Most Gen-IV reactors will rely heavily on plutonium, as it is a far more efficient method of causing fission, and arises from the byproducts of irradiating uranium. But this introduces a new, unstated element of risk—In addition to being radioactive plutonium is incredibly toxic. It binds in calcium sites around the body such as bone marrow, and has long decay chains comprising of varied intensities of radioactivity. Storage of plutonium for civilian fuel projects presents a proliferation risk, a health and safety risk, and an environmental risk.

Now, I use “risk” here because the obvious reply from Ash, or anyone else, is that compared to the costs of not  pursuing nuclear power, the above dangers are deemed more than acceptable. In “Pandora’s Promise,” and Ash’s post, the costs take the form of anthropogenic climate change, and the costs of that clearly outweigh any costs of nuclear power.

Again, I want to make it clear that I believe that climate change is happening, it is human-influenced, and the costs of not acting are likely to be severe. It is just that in using such an—admittedly very real and scary—extreme cost without qualification as the reason to pursue nuclear power skews our risk assessment somewhat.  It is the same type of cost that motivates arguments for geoengineering on a large scale or human enhancement so that our bodies are better adapted to survive the pernicious effects of climate change. With a big enough catastrophe, anything is fair game.

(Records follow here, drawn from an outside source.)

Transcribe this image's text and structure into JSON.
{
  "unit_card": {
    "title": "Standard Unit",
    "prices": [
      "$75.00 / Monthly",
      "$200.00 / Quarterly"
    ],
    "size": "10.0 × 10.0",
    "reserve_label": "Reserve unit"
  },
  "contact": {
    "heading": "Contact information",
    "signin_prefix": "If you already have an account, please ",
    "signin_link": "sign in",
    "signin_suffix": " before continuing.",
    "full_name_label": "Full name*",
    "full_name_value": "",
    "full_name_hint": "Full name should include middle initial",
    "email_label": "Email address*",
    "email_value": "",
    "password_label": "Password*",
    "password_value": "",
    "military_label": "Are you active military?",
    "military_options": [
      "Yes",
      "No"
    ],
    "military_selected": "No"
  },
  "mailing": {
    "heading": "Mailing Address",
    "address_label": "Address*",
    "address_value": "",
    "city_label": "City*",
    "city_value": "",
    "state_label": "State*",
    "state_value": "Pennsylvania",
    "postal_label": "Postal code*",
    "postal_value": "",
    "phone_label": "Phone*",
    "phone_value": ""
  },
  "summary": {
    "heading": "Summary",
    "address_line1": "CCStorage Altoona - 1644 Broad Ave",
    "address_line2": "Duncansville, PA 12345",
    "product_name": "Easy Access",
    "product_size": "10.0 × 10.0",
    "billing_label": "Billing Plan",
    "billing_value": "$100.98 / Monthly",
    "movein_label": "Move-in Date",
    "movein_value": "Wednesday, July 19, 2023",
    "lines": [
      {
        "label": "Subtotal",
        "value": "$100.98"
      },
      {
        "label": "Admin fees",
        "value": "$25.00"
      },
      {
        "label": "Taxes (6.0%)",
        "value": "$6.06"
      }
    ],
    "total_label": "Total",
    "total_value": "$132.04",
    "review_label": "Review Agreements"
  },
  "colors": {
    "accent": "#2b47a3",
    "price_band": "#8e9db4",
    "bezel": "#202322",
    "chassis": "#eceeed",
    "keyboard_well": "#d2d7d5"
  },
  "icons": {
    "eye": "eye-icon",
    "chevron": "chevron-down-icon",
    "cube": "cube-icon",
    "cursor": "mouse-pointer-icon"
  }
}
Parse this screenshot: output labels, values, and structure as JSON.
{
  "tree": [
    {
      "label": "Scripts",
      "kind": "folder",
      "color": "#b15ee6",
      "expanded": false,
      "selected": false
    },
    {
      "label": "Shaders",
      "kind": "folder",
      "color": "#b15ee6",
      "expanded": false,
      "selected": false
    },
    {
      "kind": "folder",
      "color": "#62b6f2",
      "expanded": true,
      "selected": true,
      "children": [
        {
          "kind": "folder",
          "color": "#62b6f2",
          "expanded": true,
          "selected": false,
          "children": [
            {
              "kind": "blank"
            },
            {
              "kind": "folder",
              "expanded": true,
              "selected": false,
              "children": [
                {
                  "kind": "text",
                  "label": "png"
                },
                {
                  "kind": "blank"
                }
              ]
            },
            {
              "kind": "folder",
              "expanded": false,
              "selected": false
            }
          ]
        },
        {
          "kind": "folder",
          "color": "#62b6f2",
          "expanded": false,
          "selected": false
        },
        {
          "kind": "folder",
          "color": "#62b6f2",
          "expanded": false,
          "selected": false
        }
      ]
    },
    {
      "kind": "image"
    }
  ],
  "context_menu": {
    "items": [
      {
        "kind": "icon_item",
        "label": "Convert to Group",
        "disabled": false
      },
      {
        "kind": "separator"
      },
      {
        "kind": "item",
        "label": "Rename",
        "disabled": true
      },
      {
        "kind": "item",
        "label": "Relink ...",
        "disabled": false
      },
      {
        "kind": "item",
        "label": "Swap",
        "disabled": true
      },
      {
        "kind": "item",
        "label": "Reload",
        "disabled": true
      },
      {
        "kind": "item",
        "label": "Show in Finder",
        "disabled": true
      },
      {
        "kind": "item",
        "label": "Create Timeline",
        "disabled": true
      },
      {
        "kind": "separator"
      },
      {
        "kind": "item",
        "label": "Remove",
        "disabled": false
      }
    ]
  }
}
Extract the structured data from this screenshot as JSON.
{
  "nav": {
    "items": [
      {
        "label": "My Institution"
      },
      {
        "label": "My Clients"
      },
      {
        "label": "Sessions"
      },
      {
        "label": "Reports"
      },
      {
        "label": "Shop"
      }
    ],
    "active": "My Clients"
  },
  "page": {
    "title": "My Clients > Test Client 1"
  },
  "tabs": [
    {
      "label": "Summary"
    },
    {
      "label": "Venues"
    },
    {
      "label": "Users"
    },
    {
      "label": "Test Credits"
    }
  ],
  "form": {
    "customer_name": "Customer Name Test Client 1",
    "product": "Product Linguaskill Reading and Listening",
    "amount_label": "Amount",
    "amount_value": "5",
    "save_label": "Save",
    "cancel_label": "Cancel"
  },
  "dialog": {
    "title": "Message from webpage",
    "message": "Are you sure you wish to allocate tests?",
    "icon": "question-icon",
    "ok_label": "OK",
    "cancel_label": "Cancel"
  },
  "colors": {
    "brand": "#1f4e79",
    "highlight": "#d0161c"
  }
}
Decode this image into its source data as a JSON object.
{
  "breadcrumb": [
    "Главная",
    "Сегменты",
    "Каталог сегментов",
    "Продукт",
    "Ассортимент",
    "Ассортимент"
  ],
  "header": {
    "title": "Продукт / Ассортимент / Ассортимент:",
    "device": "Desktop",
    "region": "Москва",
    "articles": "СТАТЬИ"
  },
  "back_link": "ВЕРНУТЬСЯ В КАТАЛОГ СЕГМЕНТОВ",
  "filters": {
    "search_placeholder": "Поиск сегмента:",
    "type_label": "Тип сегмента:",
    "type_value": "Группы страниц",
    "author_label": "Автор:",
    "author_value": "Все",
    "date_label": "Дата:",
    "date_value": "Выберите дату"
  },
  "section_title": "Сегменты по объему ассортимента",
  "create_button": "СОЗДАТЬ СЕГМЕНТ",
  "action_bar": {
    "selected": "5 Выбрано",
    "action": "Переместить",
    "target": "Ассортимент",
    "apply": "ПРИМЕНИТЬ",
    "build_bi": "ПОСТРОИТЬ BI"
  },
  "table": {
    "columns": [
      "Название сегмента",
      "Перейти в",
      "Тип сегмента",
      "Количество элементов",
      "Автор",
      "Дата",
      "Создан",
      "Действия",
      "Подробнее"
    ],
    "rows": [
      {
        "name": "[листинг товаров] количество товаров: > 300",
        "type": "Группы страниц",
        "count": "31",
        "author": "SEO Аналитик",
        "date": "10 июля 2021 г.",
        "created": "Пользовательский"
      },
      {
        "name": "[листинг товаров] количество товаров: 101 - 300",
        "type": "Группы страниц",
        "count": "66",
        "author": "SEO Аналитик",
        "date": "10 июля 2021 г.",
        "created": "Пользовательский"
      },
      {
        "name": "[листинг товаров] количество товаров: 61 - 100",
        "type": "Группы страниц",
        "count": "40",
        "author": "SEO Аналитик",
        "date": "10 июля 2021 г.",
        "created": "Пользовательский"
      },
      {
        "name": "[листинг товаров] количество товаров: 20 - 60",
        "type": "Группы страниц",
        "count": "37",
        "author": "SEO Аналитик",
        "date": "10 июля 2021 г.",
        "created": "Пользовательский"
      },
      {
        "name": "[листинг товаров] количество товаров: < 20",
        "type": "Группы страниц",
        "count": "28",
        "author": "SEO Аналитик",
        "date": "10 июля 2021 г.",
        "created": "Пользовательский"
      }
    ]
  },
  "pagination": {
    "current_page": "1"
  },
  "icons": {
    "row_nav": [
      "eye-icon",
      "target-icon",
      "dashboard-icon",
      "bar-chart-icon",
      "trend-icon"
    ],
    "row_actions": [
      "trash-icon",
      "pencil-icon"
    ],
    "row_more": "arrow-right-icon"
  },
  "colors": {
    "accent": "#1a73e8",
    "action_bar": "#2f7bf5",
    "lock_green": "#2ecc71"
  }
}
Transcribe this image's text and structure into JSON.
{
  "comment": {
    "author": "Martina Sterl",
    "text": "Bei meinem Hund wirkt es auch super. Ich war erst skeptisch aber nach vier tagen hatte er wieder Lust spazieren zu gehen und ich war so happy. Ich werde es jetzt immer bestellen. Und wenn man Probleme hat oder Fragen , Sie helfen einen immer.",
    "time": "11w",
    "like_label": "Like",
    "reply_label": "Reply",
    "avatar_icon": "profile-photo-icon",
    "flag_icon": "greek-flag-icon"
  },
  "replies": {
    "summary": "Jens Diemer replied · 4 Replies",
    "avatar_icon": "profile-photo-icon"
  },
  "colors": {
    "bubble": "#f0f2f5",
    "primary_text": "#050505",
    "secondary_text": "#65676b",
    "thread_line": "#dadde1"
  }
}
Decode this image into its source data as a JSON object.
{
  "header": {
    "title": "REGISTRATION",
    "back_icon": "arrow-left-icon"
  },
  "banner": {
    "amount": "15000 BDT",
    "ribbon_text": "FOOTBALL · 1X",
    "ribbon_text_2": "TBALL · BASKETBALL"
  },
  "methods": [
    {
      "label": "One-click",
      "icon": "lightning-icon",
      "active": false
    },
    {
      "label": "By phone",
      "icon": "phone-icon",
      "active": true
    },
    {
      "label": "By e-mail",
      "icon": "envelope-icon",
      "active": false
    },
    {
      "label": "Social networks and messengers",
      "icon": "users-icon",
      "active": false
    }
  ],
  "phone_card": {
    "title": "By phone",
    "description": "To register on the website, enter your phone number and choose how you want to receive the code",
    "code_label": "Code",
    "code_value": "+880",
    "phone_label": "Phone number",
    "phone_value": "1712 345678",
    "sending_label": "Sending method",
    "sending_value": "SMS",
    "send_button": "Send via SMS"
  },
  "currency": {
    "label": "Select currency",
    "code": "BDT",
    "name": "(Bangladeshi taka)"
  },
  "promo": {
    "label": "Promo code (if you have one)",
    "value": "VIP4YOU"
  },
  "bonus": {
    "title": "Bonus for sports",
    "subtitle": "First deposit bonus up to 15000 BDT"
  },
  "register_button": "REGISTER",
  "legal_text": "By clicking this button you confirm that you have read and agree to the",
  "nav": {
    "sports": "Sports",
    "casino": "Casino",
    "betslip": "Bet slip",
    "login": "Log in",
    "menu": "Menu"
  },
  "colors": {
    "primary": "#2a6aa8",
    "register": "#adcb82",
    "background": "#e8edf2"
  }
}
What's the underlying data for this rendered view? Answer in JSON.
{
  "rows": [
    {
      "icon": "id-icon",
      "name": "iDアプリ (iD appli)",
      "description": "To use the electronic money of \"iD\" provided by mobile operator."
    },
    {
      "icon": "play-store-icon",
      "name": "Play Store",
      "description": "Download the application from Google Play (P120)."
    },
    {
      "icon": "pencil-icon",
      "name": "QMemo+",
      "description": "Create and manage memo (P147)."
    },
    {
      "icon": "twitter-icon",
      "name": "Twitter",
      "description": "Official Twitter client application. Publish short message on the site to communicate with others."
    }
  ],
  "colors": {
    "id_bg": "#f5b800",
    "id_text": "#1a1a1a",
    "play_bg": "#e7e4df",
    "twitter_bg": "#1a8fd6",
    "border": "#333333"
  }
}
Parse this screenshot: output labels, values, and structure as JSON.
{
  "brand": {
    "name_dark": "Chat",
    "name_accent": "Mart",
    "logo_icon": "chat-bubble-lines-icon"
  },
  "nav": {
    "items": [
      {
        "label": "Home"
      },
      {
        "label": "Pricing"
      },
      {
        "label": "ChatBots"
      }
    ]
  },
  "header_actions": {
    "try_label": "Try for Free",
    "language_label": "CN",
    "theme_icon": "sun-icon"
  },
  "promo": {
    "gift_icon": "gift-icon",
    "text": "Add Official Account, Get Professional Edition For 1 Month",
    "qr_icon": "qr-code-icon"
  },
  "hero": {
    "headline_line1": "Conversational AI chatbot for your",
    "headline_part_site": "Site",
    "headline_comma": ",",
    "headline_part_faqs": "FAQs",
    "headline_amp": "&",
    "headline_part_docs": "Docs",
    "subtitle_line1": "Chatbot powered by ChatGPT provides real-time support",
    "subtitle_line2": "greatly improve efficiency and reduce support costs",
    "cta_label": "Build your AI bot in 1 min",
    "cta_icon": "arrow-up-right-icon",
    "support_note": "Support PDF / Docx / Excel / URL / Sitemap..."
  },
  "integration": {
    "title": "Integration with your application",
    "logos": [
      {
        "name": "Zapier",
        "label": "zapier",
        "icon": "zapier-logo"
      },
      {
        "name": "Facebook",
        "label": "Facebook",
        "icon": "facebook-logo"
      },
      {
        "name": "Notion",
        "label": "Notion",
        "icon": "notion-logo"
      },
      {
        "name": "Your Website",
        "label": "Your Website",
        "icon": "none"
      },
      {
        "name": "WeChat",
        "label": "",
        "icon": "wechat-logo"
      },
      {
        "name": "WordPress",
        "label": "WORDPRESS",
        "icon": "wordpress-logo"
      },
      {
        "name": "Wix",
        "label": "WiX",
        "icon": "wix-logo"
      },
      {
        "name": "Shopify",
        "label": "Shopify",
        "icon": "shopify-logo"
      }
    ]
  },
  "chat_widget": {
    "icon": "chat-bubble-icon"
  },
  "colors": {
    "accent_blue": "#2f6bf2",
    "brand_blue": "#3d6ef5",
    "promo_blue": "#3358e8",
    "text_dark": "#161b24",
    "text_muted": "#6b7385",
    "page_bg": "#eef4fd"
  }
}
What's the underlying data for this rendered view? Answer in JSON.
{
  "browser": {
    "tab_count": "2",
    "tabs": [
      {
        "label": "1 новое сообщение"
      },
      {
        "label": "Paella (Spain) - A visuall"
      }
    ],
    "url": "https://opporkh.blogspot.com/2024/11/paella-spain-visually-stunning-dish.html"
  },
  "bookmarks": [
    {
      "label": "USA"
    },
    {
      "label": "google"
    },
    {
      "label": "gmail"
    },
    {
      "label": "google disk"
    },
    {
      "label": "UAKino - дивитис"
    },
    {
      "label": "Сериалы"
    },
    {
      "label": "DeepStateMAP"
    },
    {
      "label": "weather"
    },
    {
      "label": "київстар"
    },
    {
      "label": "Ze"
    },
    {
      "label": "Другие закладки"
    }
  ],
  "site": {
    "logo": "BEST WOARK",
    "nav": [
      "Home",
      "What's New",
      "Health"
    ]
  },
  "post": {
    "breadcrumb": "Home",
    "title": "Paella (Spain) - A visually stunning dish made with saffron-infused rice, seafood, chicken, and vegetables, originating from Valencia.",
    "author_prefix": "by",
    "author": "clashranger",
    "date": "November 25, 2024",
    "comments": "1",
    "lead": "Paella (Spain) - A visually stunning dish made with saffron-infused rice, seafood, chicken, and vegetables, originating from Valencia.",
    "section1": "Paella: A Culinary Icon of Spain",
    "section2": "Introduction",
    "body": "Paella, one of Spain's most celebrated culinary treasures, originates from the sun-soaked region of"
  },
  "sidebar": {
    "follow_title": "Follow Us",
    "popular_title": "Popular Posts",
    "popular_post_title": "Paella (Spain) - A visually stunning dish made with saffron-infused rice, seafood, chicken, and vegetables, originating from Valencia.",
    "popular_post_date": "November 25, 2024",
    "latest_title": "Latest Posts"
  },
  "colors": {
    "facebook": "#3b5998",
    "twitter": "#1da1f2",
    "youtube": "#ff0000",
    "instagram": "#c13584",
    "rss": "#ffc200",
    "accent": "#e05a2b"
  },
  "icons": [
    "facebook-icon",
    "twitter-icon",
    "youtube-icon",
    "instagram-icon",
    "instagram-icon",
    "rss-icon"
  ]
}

But nuclear power isn’t simply a scientific or engineering puzzle. Its main drivers, in the end, have not been public fear—plenty of nuclear weapons have been built despite opposition. Part of what stymies nuclear power is that the science and technology have been tightly controlled from the outset. This has led to a dearth of skills in the right areas: many scientists who might have otherwise contributed to the nuclear sciences in civilian matters were either snatched up by the weapons industry, or denied clearance to work with fissile materials.

Further, the strict nature of nuclear secrecy, among other regulatory levers, creates an environment in which—even once civilian nuclear energy became a plausible pursuit—vested interests had the ability to control the market in all sorts of problematic ways.  According to one source, today 10 utilities own 70% of the total nuclear capacity of the USA.

Changing these institutions, allowing innovation to happen securely, and introducing competition into the nuclear marketplace are as much social and political changes as they are technical.  These are some of the very real challenges to wider adoption of nuclear power, and these changes, I fear, are where we the industry may falter.

This shouldn’t be a deterrent, but it outlines the challenges associated with the nuclear power industry. The clicks heard by Szilard and Fermi on that fateful day in 1942 in Chicago had potential, and still do.  Everything after, I contend, has been as much hindrance as help. The truth about nuclear energy, if there is any, is that it is as much a complex political case as it is a scientific one. Ash does, to his credit, note this, but I think he downplays precisely the type of gap we are talking about. It would be a shame to let the promise of nuclear power pass untapped. Yet one only has to look at the state of the nuclear energy industry today to know that the current system needs a radical overhaul, and that will require a significant amount of capital and civic participation. When we consider the cost-benefit analysis of a project, political costs have to figure in somewhere.  And right now in the world of nuclear energy, those costs are exceedingly high.